Jose Luis Carnero y los hombres que caminan solos

Hace casi dos años José Ignacio Carnero, un abogado bilbaíno afincado en Cataluña, nos sorprendió a todos con una novela, un ejercicio maravilloso de autoficción, titulado ama. Esa novela era un homenaje a su madre y de rebote a todas esas personas que debieron abandonar sus lugares de nacimiento para buscar un futuro mejor para ellos y para sus hijos. Eran emigrantes que llegaron a Euskadi y las pasaron canutas antes de poder reconducir sus vidas. Emigrantes que cifraban todas sus esperanzas en que sus hijos dieran aquellos pasos, que ellos no pudieran dar: que estudiaran, que se formaran, que sacaran adelante una carrera y que tuvieran una vida menos azarosa que las suyas, más feliz. La novela era un canto de agradecimiento, una declaración de amor a una madre que murió de cáncer. En el camino el protagonista, el autor muchas veces, se cuestionaba a sí mismo y, de alguna manera, aprendía a conocerse, a no renunciar a lo que era, a no renunciar a sus orígenes de clase (¡qué raro suena esta expresión en estos tiempos de palabras vacías!). Lo dicho, un libro magnífico.

Ahora Carnero ha decidido seguir por la misma línea de autoficción para hablarnos de él, y de alguna manera también de la relación con su padre viudo. Para hablarnos de esos hombres –muchos- que son incapaces de comunicar sus sentimientos. Esos hombres que, como dice el título del libro aparentemente son “hombres que caminan solos”. Esa incapacidad de muchos hombres de hablar de sus problemas con otras personas deriva bastantes veces en la depresión. Y eso es lo que se cuenta en esta novela, cómo alguien cae en la depresión e intenta superarla, soslayarla, con las únicas herramientas que conoce, que en el caso de Carnero son “escribir” y “hablar”, hablar con mujeres a través de aplicaciones de contactos, de citas, como Tinder.

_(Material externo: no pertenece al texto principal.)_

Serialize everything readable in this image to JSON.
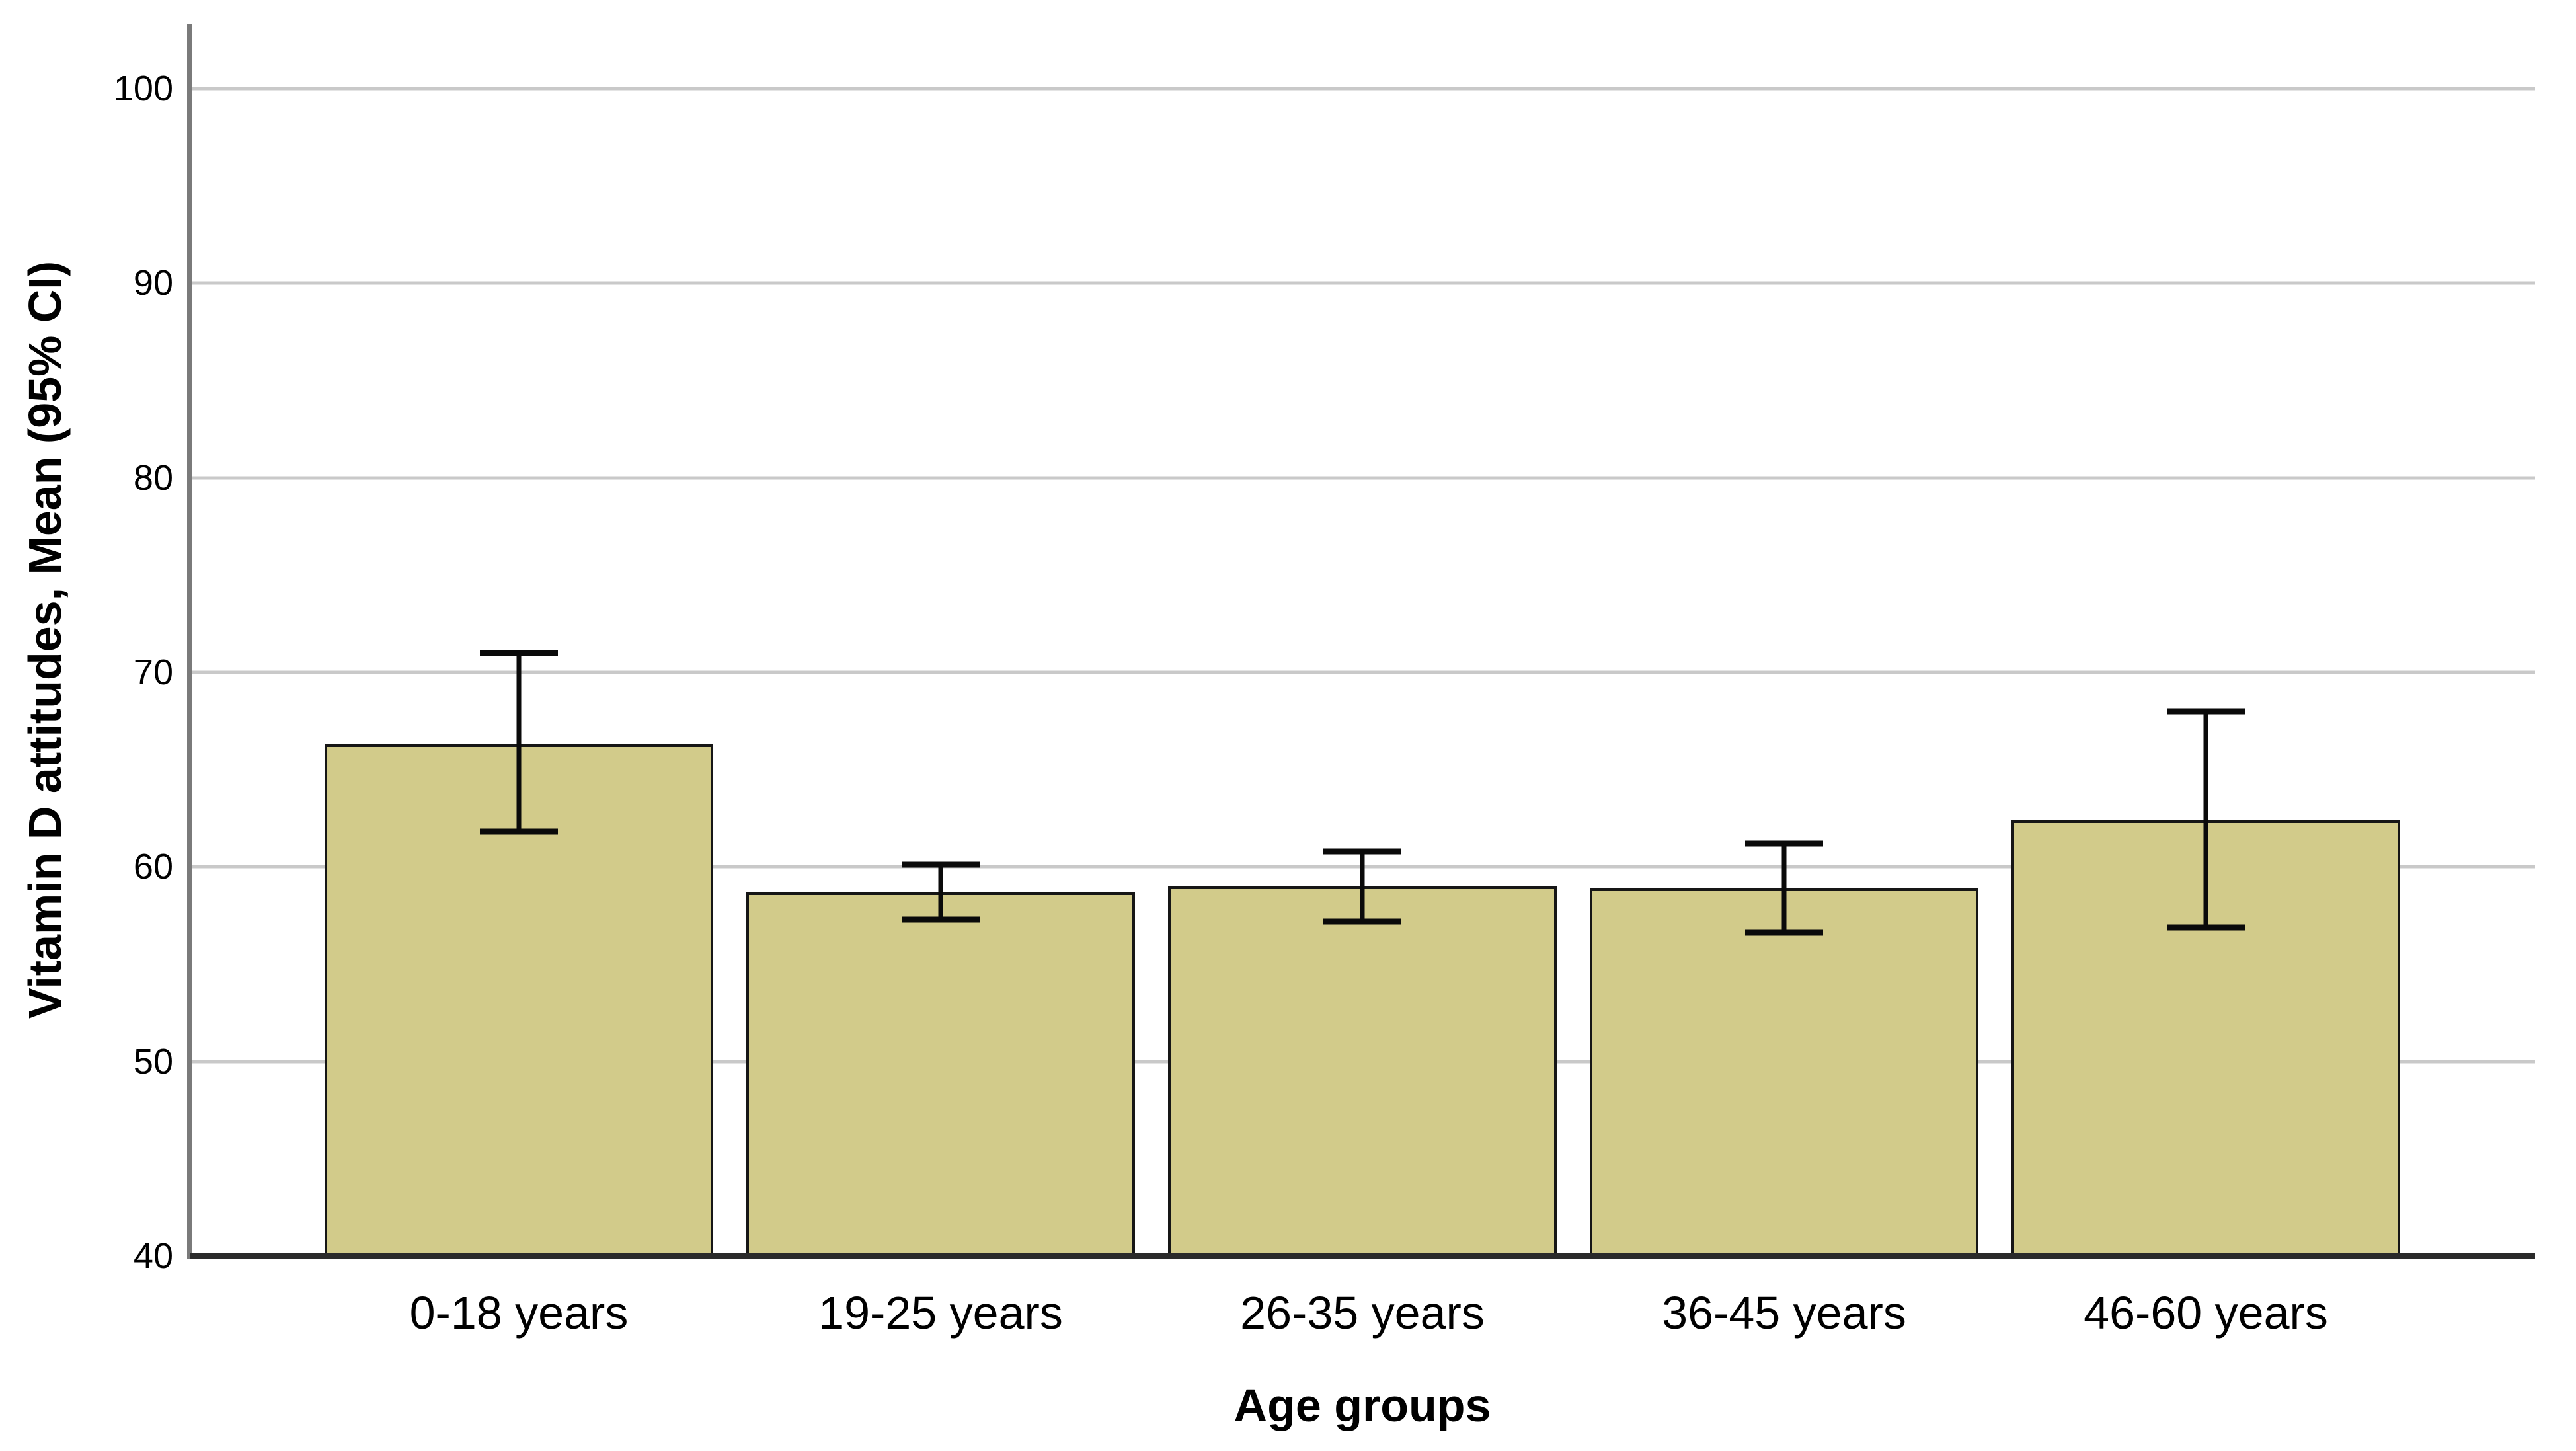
{
  "figure": {
    "background_color": "#ffffff"
  },
  "chart_data": {
    "type": "bar",
    "title": "",
    "xlabel": "Age groups",
    "ylabel": "Vitamin D attitudes, Mean (95% CI)",
    "categories": [
      "0-18 years",
      "19-25 years",
      "26-35 years",
      "36-45 years",
      "46-60 years"
    ],
    "values": [
      66.3,
      58.7,
      59.0,
      58.9,
      62.4
    ],
    "error_bars_95ci": [
      {
        "lower": 61.8,
        "upper": 71.0
      },
      {
        "lower": 57.3,
        "upper": 60.1
      },
      {
        "lower": 57.2,
        "upper": 60.8
      },
      {
        "lower": 56.6,
        "upper": 61.2
      },
      {
        "lower": 56.9,
        "upper": 68.0
      }
    ],
    "ylim": [
      40,
      100
    ],
    "yticks": [
      40,
      50,
      60,
      70,
      80,
      90,
      100
    ],
    "grid": "horizontal-gridlines-on",
    "legend": "none",
    "colors": {
      "bar_fill": "#d2cb8a",
      "bar_border": "#161616",
      "error_bar": "#0a0a0a",
      "gridline": "#c9c9c9",
      "y_axis_line": "#7a7a7a",
      "x_axis_line": "#2a2a2a",
      "text": "#000000"
    }
  }
}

Todo empieza así. El protagonista está cuidando en Euskadi a su padre enfermo en un hospital. Allí, con la depresión rondando, comienza a comunicarse con Paula, una mujer que vive en Argentina. Ante la imposibilidad de conocerse físicamente, hablan y hablan sin parar por teléfono. Pero el monstruo depresivo no descansa y en invierno, cuando nuestro héroe deja Euskadi tras cuidar a su padre y vuelve a Barcelona donde vive y trabaja, llega la bruma, la oscuridad, la angustia, la nada. Es un tiempo de tristeza pero a la vez, paradójicamente, de sosiego y serenidad. Y claro, no pide ayuda, porque “los hombres” no hacen esas cosas. Menos mal que tiene a Laia, una vieja novia que le va empujando, que le anima a salir, a ponerse en marcha. Y entonces llega la decisión, viajar a Buenos Aires para encontrarse con Paula. Y aquí se inicia una situación kafkiana, muy de Pirandello: Paula no aparece, está fuera de la ciudad. Pero sin embargo, contra todo pronóstico, nuestro héroe no se arredra: pasea, lee, escribe. E inicia una relación cordial con su vecina Malena, que está en la cincuentena, que ha pasado el cáncer y que no hace otra cosa que hablar por teléfono con su anciana madre, una y otra vez. Hasta que, sin conocer a Paula, el protagonista vuelve a Barcelona y comienza a salir el sol. Y súbitamente su padre Antonio, ya recuperado, le propone viajar a Cádiz al funeral de Mario, un tipo extraño al que conocieron en el hospital cuando el padre estaba ingresado. Y es cuando se produce el encuentro de los hombres solos.

Ya sé que es raro, y hasta cursi, decir de un libro que es hermoso, que su escritura destila belleza. Pero es así. El nuevo libro de José Ignacio Carnero es triste pero esperanzador, oscuro y luminoso a la vez. Es mejor que el anterior, y eso que ama era una pequeña joya, una delicada obra de orfebrería. Estamos ante una poderosa reflexión sobre los hombres y sus sentimientos en este tiempo en el que su rol ha cambiado, como debía ser, porque las mujeres han decidido decir “basta” al machismo y han tomado las riendas de su vida. ¿Hay conclusión en esta novela? Creo que sí. Que la vida, la buena vida, se resume en tener un amor, quizás una familia, y un trabajo. Grande Carnero.